Patients must have adequate hepatic function, defined as AST and ALT levels less than or equal to 3 X ULN and total bilirubin < 1.5 X ULN, unless known diagnosis of Gilbert's syndrome, where bilirubin less than or equal to 5 mg/dL will be permitted. Gilbert's syndrome will be defined as elevated unconjugated bilirubin, with conjugated (direct) bilirubin within the normal range and less than 20% of the total. Total bilirubin will be permitted up to 5 mg/dL, if patients have historical readings consistent with the definition of Gilbert's syndrome prior to entering study. Adequate hepatic function for patients with known liver metastases is defined as AST and ALT levels less than or equal to 5 X ULN.
Patients must have adequate cardiac function as defined by an ejection fraction greater than or equal to 50%.

The effects of BN-Brachyury, entinostat, M7824 and T-DM1 on the developing human fetus are unknown.
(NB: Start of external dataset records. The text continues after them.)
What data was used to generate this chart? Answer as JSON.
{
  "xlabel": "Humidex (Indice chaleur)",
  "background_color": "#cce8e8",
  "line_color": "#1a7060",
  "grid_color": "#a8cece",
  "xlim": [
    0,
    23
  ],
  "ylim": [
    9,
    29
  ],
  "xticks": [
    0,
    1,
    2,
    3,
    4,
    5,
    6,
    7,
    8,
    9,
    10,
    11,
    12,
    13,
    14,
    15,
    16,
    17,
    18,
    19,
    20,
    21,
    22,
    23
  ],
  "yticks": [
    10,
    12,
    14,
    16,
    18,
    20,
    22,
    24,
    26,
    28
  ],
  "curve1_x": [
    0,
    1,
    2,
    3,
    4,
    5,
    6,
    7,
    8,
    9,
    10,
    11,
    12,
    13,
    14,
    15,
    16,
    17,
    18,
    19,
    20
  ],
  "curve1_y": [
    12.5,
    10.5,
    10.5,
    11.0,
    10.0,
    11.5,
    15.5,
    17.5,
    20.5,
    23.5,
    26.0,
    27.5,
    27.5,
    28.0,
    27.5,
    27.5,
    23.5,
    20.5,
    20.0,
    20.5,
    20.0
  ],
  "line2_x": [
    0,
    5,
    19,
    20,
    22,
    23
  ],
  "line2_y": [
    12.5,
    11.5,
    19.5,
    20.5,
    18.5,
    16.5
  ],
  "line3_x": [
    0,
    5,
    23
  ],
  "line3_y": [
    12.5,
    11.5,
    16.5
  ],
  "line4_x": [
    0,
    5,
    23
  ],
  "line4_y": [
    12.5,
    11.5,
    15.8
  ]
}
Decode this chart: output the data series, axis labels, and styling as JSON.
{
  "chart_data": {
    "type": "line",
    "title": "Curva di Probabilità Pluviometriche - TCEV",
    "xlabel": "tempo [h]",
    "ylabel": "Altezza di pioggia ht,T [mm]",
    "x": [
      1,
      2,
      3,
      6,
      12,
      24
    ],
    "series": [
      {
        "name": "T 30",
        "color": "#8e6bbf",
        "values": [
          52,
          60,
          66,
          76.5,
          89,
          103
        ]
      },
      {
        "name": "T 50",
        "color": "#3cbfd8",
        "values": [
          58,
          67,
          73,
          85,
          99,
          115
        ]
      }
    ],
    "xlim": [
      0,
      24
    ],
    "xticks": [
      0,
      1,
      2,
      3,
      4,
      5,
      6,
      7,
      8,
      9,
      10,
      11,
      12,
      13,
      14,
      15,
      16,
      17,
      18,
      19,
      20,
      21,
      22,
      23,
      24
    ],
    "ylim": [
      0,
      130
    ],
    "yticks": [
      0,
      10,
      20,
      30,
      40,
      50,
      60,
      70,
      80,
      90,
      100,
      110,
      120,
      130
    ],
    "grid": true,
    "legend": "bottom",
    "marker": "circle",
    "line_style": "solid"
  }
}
However, the two components of T-DM1 are known to have negative fetal effects including oligohydramnios and oligohydramnios sequence (pulmonary hypoplasia, skeletal malformations and neonatal death). For this reason,

Women of child-bearing potential must agree to use adequate contraception study entry, for the duration of study participation and for 7 months after the last dose of study medication. Should a woman become pregnant or suspect she is pregnant while she or her partner is participating in this study.